Relationship Between Leverage and Financial Performance of Agricultural Firms Listed in Nairobi Securities Exchange
DOI:
https://doi.org/10.53819/81018102t7036Abstract
The study assessed the relationship between leverage and financial performance of agricultural firms listed in Nairobi Securities Exchange. The study applied correlational research design which was used to describe the various components of the study as well as the quantitative research design with the aim of identifying the relationship between the independent variables and the dependent variable. This is so because quantitative secondary data was collected from the NSE annual reports where the means, standard deviations, variances, correlation analysis and linear regression analysis were performed. The target population of the study consisted of all the seven firms listed at NSE, Kenya under agricultural sector. The analysis of the relationship between leverage and financial performance, measured by return on equity (ROE), revealed an inverse relationship with a coefficient of -1.939. This negative coefficient indicated that as leverage increased, financial performance tended to decrease, albeit insignificantly. The p-value for leverage was 0.824, which was well above the standard significance thresholds (p < 0.05 or p < 0.1).
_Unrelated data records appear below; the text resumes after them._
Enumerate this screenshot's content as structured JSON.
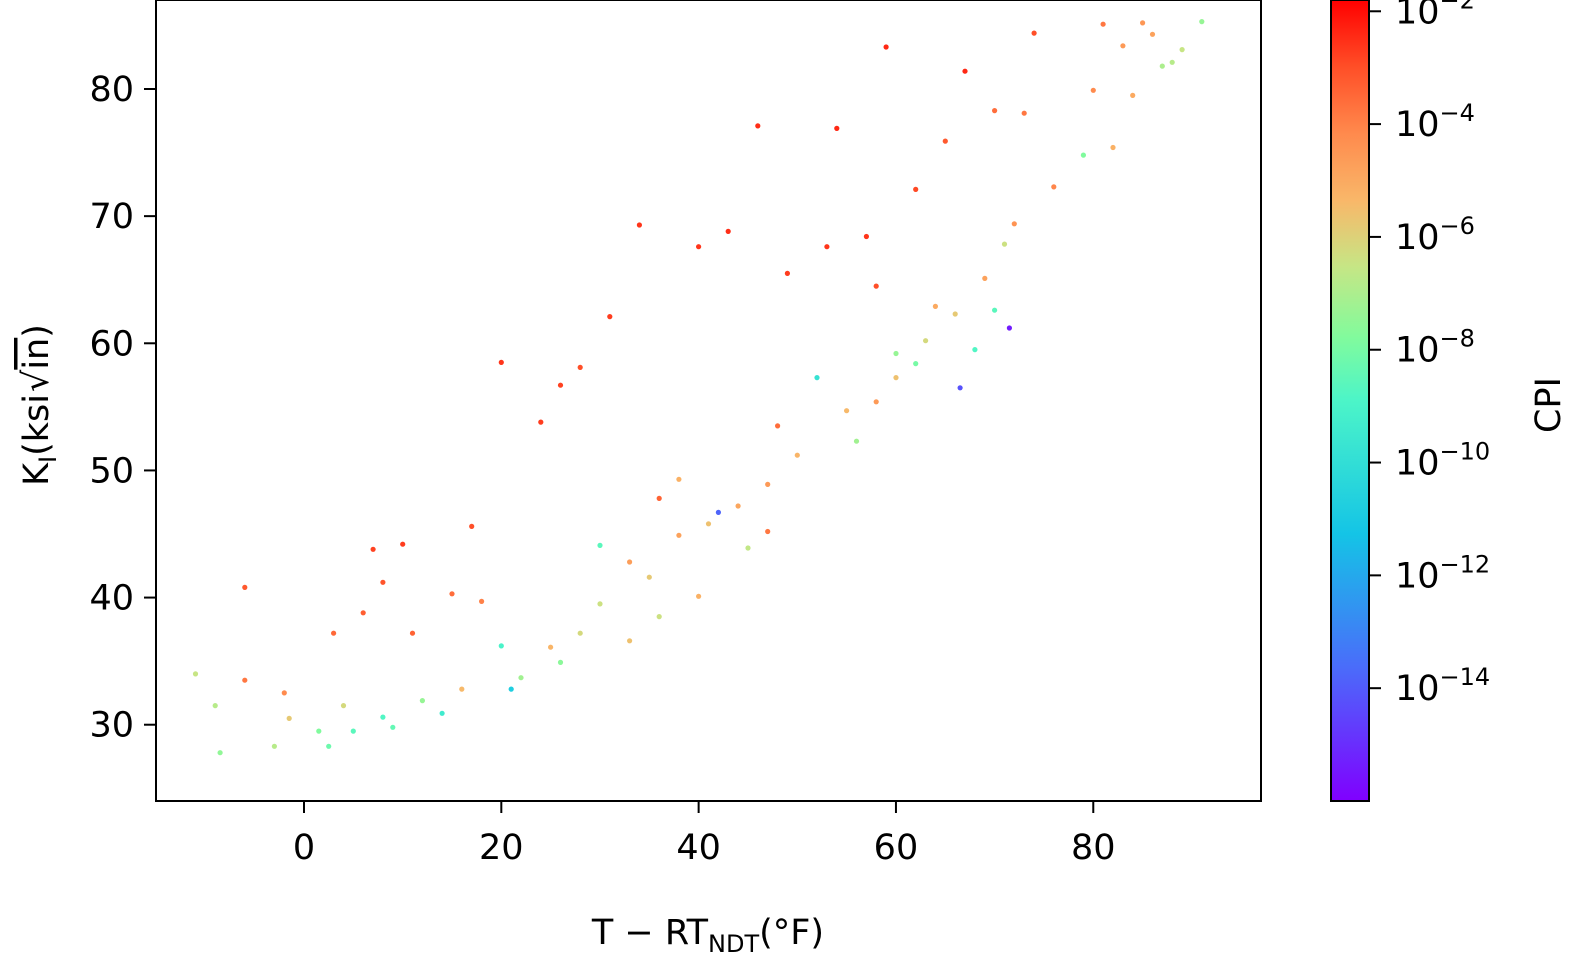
{
  "chart_data": {
    "type": "scatter",
    "title": "",
    "xlabel": "T − RT",
    "xlabel_sub": "NDT",
    "xlabel_suffix": "(°F)",
    "ylabel": "K",
    "ylabel_sub": "I",
    "ylabel_suffix_open": "(ksi",
    "ylabel_radicand": "in",
    "ylabel_suffix_close": ")",
    "xlim": [
      -15,
      97
    ],
    "ylim": [
      24,
      87
    ],
    "x_ticks": [
      0,
      20,
      40,
      60,
      80
    ],
    "x_tick_labels": [
      "0",
      "20",
      "40",
      "60",
      "80"
    ],
    "y_ticks": [
      30,
      40,
      50,
      60,
      70,
      80
    ],
    "y_tick_labels": [
      "30",
      "40",
      "50",
      "60",
      "70",
      "80"
    ],
    "grid": false,
    "legend": "none",
    "colorbar": {
      "label": "CPI",
      "scale": "log",
      "cmap": "rainbow",
      "range_log10": [
        -16,
        -1.8
      ],
      "tick_exponents": [
        -14,
        -12,
        -10,
        -8,
        -6,
        -4,
        -2
      ],
      "tick_base": "10",
      "tick_exponent_labels": [
        "−14",
        "−12",
        "−10",
        "−8",
        "−6",
        "−4",
        "−2"
      ]
    },
    "series": [
      {
        "x": [
          -11,
          -9,
          -8.5,
          -6,
          -6,
          -3,
          -2,
          -1.5,
          1.5,
          2.5,
          3,
          4,
          5,
          6,
          7,
          8,
          9,
          10,
          11,
          14,
          15,
          16,
          17,
          20,
          21,
          24,
          25,
          26,
          28,
          30,
          31,
          33,
          34,
          35,
          36,
          38,
          40,
          41,
          43,
          44,
          46,
          47,
          49,
          50,
          53,
          54,
          55,
          57,
          59,
          60,
          62,
          63,
          65,
          66,
          67,
          69,
          70,
          72,
          73,
          74,
          76,
          80,
          81,
          83,
          85,
          86,
          87,
          91,
          8,
          20,
          30,
          42,
          52,
          58,
          60,
          48,
          38,
          28,
          18,
          12,
          68,
          70,
          71.5,
          66.5,
          88,
          89,
          79,
          82,
          84,
          71,
          62,
          56,
          45,
          36,
          26,
          22,
          64,
          58,
          47,
          40,
          33
        ],
        "y": [
          34,
          31.5,
          27.8,
          40.8,
          33.5,
          28.3,
          32.5,
          30.5,
          29.5,
          28.3,
          37.2,
          31.5,
          29.5,
          38.8,
          43.8,
          41.2,
          29.8,
          44.2,
          37.2,
          30.9,
          40.3,
          32.8,
          45.6,
          58.5,
          32.8,
          53.8,
          36.1,
          56.7,
          58.1,
          39.5,
          62.1,
          42.8,
          69.3,
          41.6,
          47.8,
          44.9,
          67.6,
          45.8,
          68.8,
          47.2,
          77.1,
          48.9,
          65.5,
          51.2,
          67.6,
          76.9,
          54.7,
          68.4,
          83.3,
          57.3,
          72.1,
          60.2,
          75.9,
          62.3,
          81.4,
          65.1,
          78.3,
          69.4,
          78.1,
          84.4,
          72.3,
          79.9,
          85.1,
          83.4,
          85.2,
          84.3,
          81.8,
          85.3,
          30.6,
          36.2,
          44.1,
          46.7,
          57.3,
          64.5,
          59.2,
          53.5,
          49.3,
          37.2,
          39.7,
          31.9,
          59.5,
          62.6,
          61.2,
          56.5,
          82.1,
          83.1,
          74.8,
          75.4,
          79.5,
          67.8,
          58.4,
          52.3,
          43.9,
          38.5,
          34.9,
          33.7,
          62.9,
          55.4,
          45.2,
          40.1,
          36.6
        ],
        "c_log10": [
          -6.5,
          -6.8,
          -7.5,
          -3.2,
          -3.8,
          -6.8,
          -4.2,
          -5.8,
          -7.8,
          -8.2,
          -3.5,
          -6.2,
          -8.6,
          -3.3,
          -2.8,
          -3.1,
          -8.4,
          -2.7,
          -3.4,
          -9.4,
          -3.6,
          -5.4,
          -3.0,
          -2.6,
          -10.8,
          -2.7,
          -5.3,
          -2.8,
          -3.0,
          -6.4,
          -2.7,
          -4.7,
          -2.6,
          -5.8,
          -3.4,
          -4.8,
          -2.6,
          -5.6,
          -2.5,
          -4.9,
          -2.5,
          -4.6,
          -2.7,
          -5.3,
          -2.6,
          -2.4,
          -5.4,
          -2.6,
          -2.4,
          -5.6,
          -2.9,
          -6.2,
          -3.2,
          -5.8,
          -2.4,
          -4.8,
          -3.6,
          -4.4,
          -3.8,
          -3.0,
          -4.1,
          -4.2,
          -3.8,
          -4.6,
          -4.5,
          -4.8,
          -7.0,
          -7.4,
          -8.8,
          -9.0,
          -8.6,
          -13.8,
          -9.8,
          -3.0,
          -7.4,
          -3.6,
          -5.2,
          -6.2,
          -4.0,
          -7.4,
          -8.8,
          -8.6,
          -15.4,
          -14.2,
          -6.8,
          -6.5,
          -7.8,
          -5.2,
          -5.0,
          -6.4,
          -8.0,
          -7.2,
          -6.6,
          -6.4,
          -7.6,
          -7.2,
          -5.0,
          -4.6,
          -3.8,
          -5.2,
          -5.6
        ]
      }
    ]
  }
}
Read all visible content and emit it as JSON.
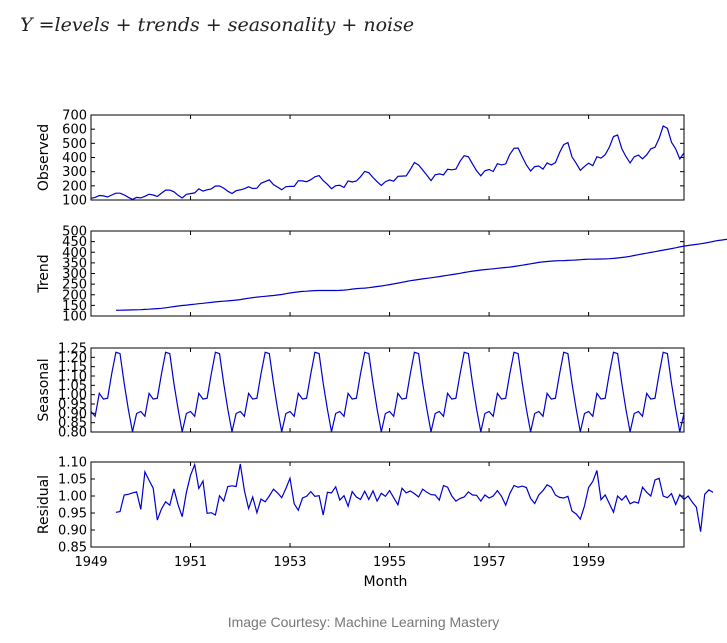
{
  "formula": "Y =levels + trends + seasonality + noise",
  "caption": "Image Courtesy: Machine Learning Mastery",
  "chart_data": {
    "type": "line",
    "xlabel": "Month",
    "x_range": [
      1949,
      1960.917
    ],
    "x_ticks": [
      "1949",
      "1951",
      "1953",
      "1955",
      "1957",
      "1959"
    ],
    "line_color": "#0000cc",
    "panels": [
      {
        "name": "Observed",
        "ylabel": "Observed",
        "ylim": [
          100,
          700
        ],
        "yticks": [
          "100",
          "200",
          "300",
          "400",
          "500",
          "600",
          "700"
        ],
        "x_start": 1949,
        "values": [
          112,
          118,
          132,
          129,
          121,
          135,
          148,
          148,
          136,
          119,
          104,
          118,
          115,
          126,
          141,
          135,
          125,
          149,
          170,
          170,
          158,
          133,
          114,
          140,
          145,
          150,
          178,
          163,
          172,
          178,
          199,
          199,
          184,
          162,
          146,
          166,
          171,
          180,
          193,
          181,
          183,
          218,
          230,
          242,
          209,
          191,
          172,
          194,
          196,
          196,
          236,
          235,
          229,
          243,
          264,
          272,
          237,
          211,
          180,
          201,
          204,
          188,
          235,
          227,
          234,
          264,
          302,
          293,
          259,
          229,
          203,
          229,
          242,
          233,
          267,
          269,
          270,
          315,
          364,
          347,
          312,
          274,
          237,
          278,
          284,
          277,
          317,
          313,
          318,
          374,
          413,
          405,
          355,
          306,
          271,
          306,
          315,
          301,
          356,
          348,
          355,
          422,
          465,
          467,
          404,
          347,
          305,
          336,
          340,
          318,
          362,
          348,
          363,
          435,
          491,
          505,
          404,
          359,
          310,
          337,
          360,
          342,
          406,
          396,
          420,
          472,
          548,
          559,
          463,
          407,
          362,
          405,
          417,
          391,
          419,
          461,
          472,
          535,
          622,
          606,
          508,
          461,
          390,
          432
        ]
      },
      {
        "name": "Trend",
        "ylabel": "Trend",
        "ylim": [
          100,
          500
        ],
        "yticks": [
          "100",
          "150",
          "200",
          "250",
          "300",
          "350",
          "400",
          "450",
          "500"
        ],
        "x_start": 1949.5,
        "values": [
          126.8,
          127.2,
          127.6,
          128.3,
          128.8,
          129.0,
          129.8,
          131.0,
          132.2,
          133.5,
          134.9,
          136.4,
          138.8,
          141.5,
          144.0,
          146.9,
          149.5,
          151.5,
          153.5,
          155.6,
          157.8,
          160.0,
          162.0,
          164.0,
          166.2,
          168.3,
          169.8,
          171.2,
          172.8,
          174.6,
          177.4,
          180.5,
          183.8,
          186.6,
          189.0,
          190.8,
          192.8,
          194.6,
          196.4,
          198.6,
          201.4,
          204.8,
          208.3,
          211.0,
          213.6,
          215.6,
          216.9,
          218.0,
          219.3,
          220.1,
          220.2,
          220.1,
          220.1,
          220.1,
          220.5,
          221.7,
          223.9,
          226.7,
          228.9,
          230.3,
          231.4,
          233.4,
          236.0,
          238.6,
          241.3,
          244.7,
          247.7,
          250.9,
          254.7,
          258.5,
          262.5,
          266.1,
          269.0,
          271.7,
          274.8,
          277.4,
          279.8,
          282.6,
          285.6,
          288.7,
          291.7,
          294.7,
          297.6,
          300.9,
          304.6,
          308.1,
          311.2,
          313.8,
          316.3,
          318.3,
          320.3,
          322.3,
          324.3,
          326.2,
          328.2,
          330.2,
          332.8,
          335.9,
          339.0,
          342.3,
          345.6,
          348.9,
          352.0,
          354.5,
          356.6,
          358.3,
          359.4,
          360.3,
          360.9,
          361.5,
          362.4,
          363.3,
          364.9,
          366.2,
          367.3,
          367.5,
          367.8,
          368.2,
          368.6,
          369.7,
          371.2,
          373.0,
          375.2,
          377.6,
          380.9,
          384.6,
          388.5,
          392.0,
          395.7,
          399.2,
          402.8,
          406.4,
          410.0,
          413.6,
          417.3,
          421.1,
          425.2,
          429.0,
          431.9,
          434.5,
          436.9,
          439.8,
          443.0,
          446.6,
          450.6,
          454.6,
          457.3,
          459.8,
          463.1,
          466.6
        ]
      },
      {
        "name": "Seasonal",
        "ylabel": "Seasonal",
        "ylim": [
          0.8,
          1.25
        ],
        "yticks": [
          "0.80",
          "0.85",
          "0.90",
          "0.95",
          "1.00",
          "1.05",
          "1.10",
          "1.15",
          "1.20",
          "1.25"
        ],
        "x_start": 1949,
        "pattern": [
          0.91,
          0.884,
          1.007,
          0.976,
          0.981,
          1.112,
          1.227,
          1.22,
          1.061,
          0.922,
          0.801,
          0.899
        ],
        "cycles": 12
      },
      {
        "name": "Residual",
        "ylabel": "Residual",
        "ylim": [
          0.85,
          1.1
        ],
        "yticks": [
          "0.85",
          "0.90",
          "0.95",
          "1.00",
          "1.05",
          "1.10"
        ],
        "x_start": 1949.5,
        "values": [
          0.952,
          0.954,
          1.003,
          1.005,
          1.009,
          1.012,
          0.961,
          1.071,
          1.046,
          1.023,
          0.929,
          0.962,
          0.983,
          0.973,
          1.021,
          0.974,
          0.939,
          1.011,
          1.061,
          1.092,
          1.022,
          1.044,
          0.949,
          0.951,
          0.944,
          1.001,
          0.985,
          1.028,
          1.03,
          1.028,
          1.094,
          1.016,
          0.963,
          0.997,
          0.951,
          0.991,
          0.983,
          1.0,
          1.02,
          1.009,
          0.995,
          1.022,
          1.052,
          0.977,
          0.958,
          0.994,
          0.999,
          1.013,
          0.999,
          1.001,
          0.944,
          1.011,
          1.009,
          1.027,
          0.988,
          1.001,
          0.97,
          1.013,
          0.997,
          0.99,
          1.014,
          0.99,
          1.015,
          0.985,
          1.008,
          0.999,
          1.016,
          0.995,
          0.974,
          1.023,
          1.009,
          1.015,
          1.007,
          0.997,
          1.02,
          1.011,
          1.004,
          1.003,
          0.988,
          1.031,
          1.026,
          1.0,
          0.985,
          0.993,
          0.997,
          1.012,
          1.003,
          1.002,
          0.985,
          1.003,
          0.994,
          1.0,
          1.016,
          0.999,
          0.973,
          1.007,
          1.031,
          1.026,
          1.029,
          1.025,
          0.993,
          0.978,
          1.003,
          1.016,
          1.033,
          1.026,
          1.003,
          0.996,
          0.994,
          0.999,
          0.956,
          0.947,
          0.932,
          0.971,
          1.025,
          1.043,
          1.075,
          0.989,
          1.003,
          0.978,
          0.952,
          1.0,
          0.988,
          1.001,
          0.977,
          0.983,
          0.979,
          1.026,
          1.011,
          1.0,
          1.047,
          1.052,
          1.0,
          0.995,
          1.007,
          0.975,
          1.004,
          0.99,
          1.0,
          0.982,
          0.967,
          0.895,
          1.005,
          1.018,
          1.011
        ]
      }
    ]
  }
}
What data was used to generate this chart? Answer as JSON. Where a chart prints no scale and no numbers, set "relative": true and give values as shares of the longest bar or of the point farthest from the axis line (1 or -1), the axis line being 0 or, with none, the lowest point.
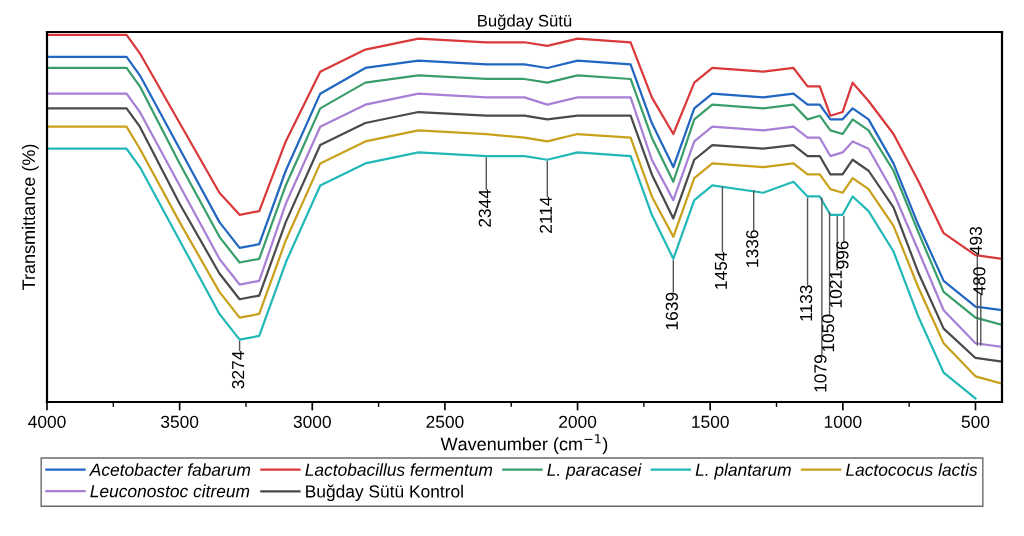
{
  "chart_data": {
    "type": "line",
    "title": "Buğday Sütü",
    "xlabel": "Wavenumber (cm$^{−1}$)",
    "ylabel": "Transmittance (%)",
    "relative": true,
    "tick_labels": "x",
    "legend": "bottom",
    "grid": false,
    "marker": "none",
    "line_style": "solid",
    "xlim": [
      4000,
      400
    ],
    "xticks": [
      4000,
      {
        "value": 3750,
        "label": null
      },
      3500,
      {
        "value": 3250,
        "label": null
      },
      3000,
      {
        "value": 2750,
        "label": null
      },
      2500,
      {
        "value": 2250,
        "label": null
      },
      2000,
      {
        "value": 1750,
        "label": null
      },
      1500,
      {
        "value": 1250,
        "label": null
      },
      1000,
      {
        "value": 750,
        "label": null
      },
      500
    ],
    "x": [
      4000,
      3700,
      3650,
      3500,
      3350,
      3274,
      3200,
      3100,
      2970,
      2800,
      2600,
      2344,
      2200,
      2114,
      2000,
      1800,
      1720,
      1639,
      1560,
      1492,
      1300,
      1186,
      1133,
      1087,
      1047,
      1001,
      963,
      903,
      809,
      714,
      620,
      500,
      400
    ],
    "series": [
      {
        "name": "Acetobacter fabarum",
        "color": "#2166c0",
        "values": [
          0.94,
          0.94,
          0.89,
          0.69,
          0.49,
          0.42,
          0.43,
          0.63,
          0.84,
          0.91,
          0.93,
          0.92,
          0.92,
          0.91,
          0.93,
          0.92,
          0.76,
          0.64,
          0.8,
          0.84,
          0.83,
          0.84,
          0.81,
          0.81,
          0.77,
          0.77,
          0.8,
          0.77,
          0.65,
          0.48,
          0.33,
          0.26,
          0.25
        ]
      },
      {
        "name": "Lactobacillus fermentum",
        "color": "#d9393a",
        "values": [
          1.0,
          1.0,
          0.95,
          0.76,
          0.57,
          0.51,
          0.52,
          0.71,
          0.9,
          0.96,
          0.99,
          0.98,
          0.98,
          0.97,
          0.99,
          0.98,
          0.83,
          0.73,
          0.87,
          0.91,
          0.9,
          0.91,
          0.86,
          0.86,
          0.78,
          0.79,
          0.87,
          0.82,
          0.73,
          0.6,
          0.46,
          0.4,
          0.39
        ]
      },
      {
        "name": "L. paracasei",
        "color": "#3a9e6a",
        "values": [
          0.91,
          0.91,
          0.86,
          0.65,
          0.45,
          0.38,
          0.39,
          0.59,
          0.8,
          0.87,
          0.89,
          0.88,
          0.88,
          0.87,
          0.89,
          0.88,
          0.72,
          0.6,
          0.77,
          0.81,
          0.8,
          0.81,
          0.77,
          0.78,
          0.74,
          0.73,
          0.77,
          0.74,
          0.63,
          0.46,
          0.3,
          0.23,
          0.21
        ]
      },
      {
        "name": "L. plantarum",
        "color": "#22b8b8",
        "values": [
          0.69,
          0.69,
          0.64,
          0.44,
          0.24,
          0.17,
          0.18,
          0.38,
          0.59,
          0.65,
          0.68,
          0.67,
          0.67,
          0.66,
          0.68,
          0.67,
          0.51,
          0.39,
          0.55,
          0.59,
          0.57,
          0.6,
          0.56,
          0.56,
          0.51,
          0.51,
          0.56,
          0.52,
          0.41,
          0.23,
          0.08,
          0.01,
          null
        ]
      },
      {
        "name": "Lactococus lactis",
        "color": "#c9a01a",
        "values": [
          0.75,
          0.75,
          0.69,
          0.49,
          0.3,
          0.23,
          0.24,
          0.44,
          0.65,
          0.71,
          0.74,
          0.73,
          0.72,
          0.71,
          0.73,
          0.72,
          0.56,
          0.45,
          0.61,
          0.65,
          0.64,
          0.65,
          0.62,
          0.62,
          0.58,
          0.57,
          0.61,
          0.58,
          0.48,
          0.31,
          0.16,
          0.07,
          0.05
        ]
      },
      {
        "name": "Leuconostoc citreum",
        "color": "#a77fd6",
        "values": [
          0.84,
          0.84,
          0.79,
          0.59,
          0.39,
          0.32,
          0.33,
          0.54,
          0.75,
          0.81,
          0.84,
          0.83,
          0.83,
          0.81,
          0.83,
          0.83,
          0.66,
          0.55,
          0.71,
          0.75,
          0.74,
          0.75,
          0.72,
          0.72,
          0.67,
          0.68,
          0.71,
          0.69,
          0.57,
          0.41,
          0.25,
          0.16,
          0.15
        ]
      },
      {
        "name": "Buğday Sütü Kontrol",
        "color": "#4a4a4a",
        "values": [
          0.8,
          0.8,
          0.75,
          0.54,
          0.35,
          0.28,
          0.29,
          0.49,
          0.7,
          0.76,
          0.79,
          0.78,
          0.78,
          0.77,
          0.78,
          0.78,
          0.62,
          0.5,
          0.66,
          0.7,
          0.69,
          0.7,
          0.67,
          0.67,
          0.62,
          0.62,
          0.66,
          0.63,
          0.53,
          0.35,
          0.2,
          0.12,
          0.11
        ]
      }
    ],
    "annotations": [
      {
        "text": "3274",
        "x": 3274,
        "y": 0.17
      },
      {
        "text": "2344",
        "x": 2344,
        "y": 0.67
      },
      {
        "text": "2114",
        "x": 2114,
        "y": 0.66
      },
      {
        "text": "1639",
        "x": 1639,
        "y": 0.39
      },
      {
        "text": "1454",
        "x": 1454,
        "y": 0.59
      },
      {
        "text": "1336",
        "x": 1336,
        "y": 0.58
      },
      {
        "text": "1133",
        "x": 1133,
        "y": 0.56
      },
      {
        "text": "1079",
        "x": 1079,
        "y": 0.56
      },
      {
        "text": "1050",
        "x": 1050,
        "y": 0.52
      },
      {
        "text": "1021",
        "x": 1021,
        "y": 0.51
      },
      {
        "text": "996",
        "x": 996,
        "y": 0.51
      },
      {
        "text": "493",
        "x": 493,
        "y": 0.16
      },
      {
        "text": "480",
        "x": 480,
        "y": 0.16
      }
    ]
  }
}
This lack of statistical significance implied that leverage did not have a meaningful impact on the financial performance of the agricultural firms listed on the Nairobi Securities Exchange (NSE). The study recommended that Firms should focus on maintaining an optimal debt-to-equity ratio that balances growth with financial stability. Financial managers should assess the potential risks and returns associated with debt and explore alternative financing options, such as equity financing, to support sustainable growth.
Keywords: Leverage, financial performance, agricultural firms, Nairobi Securities Exchange.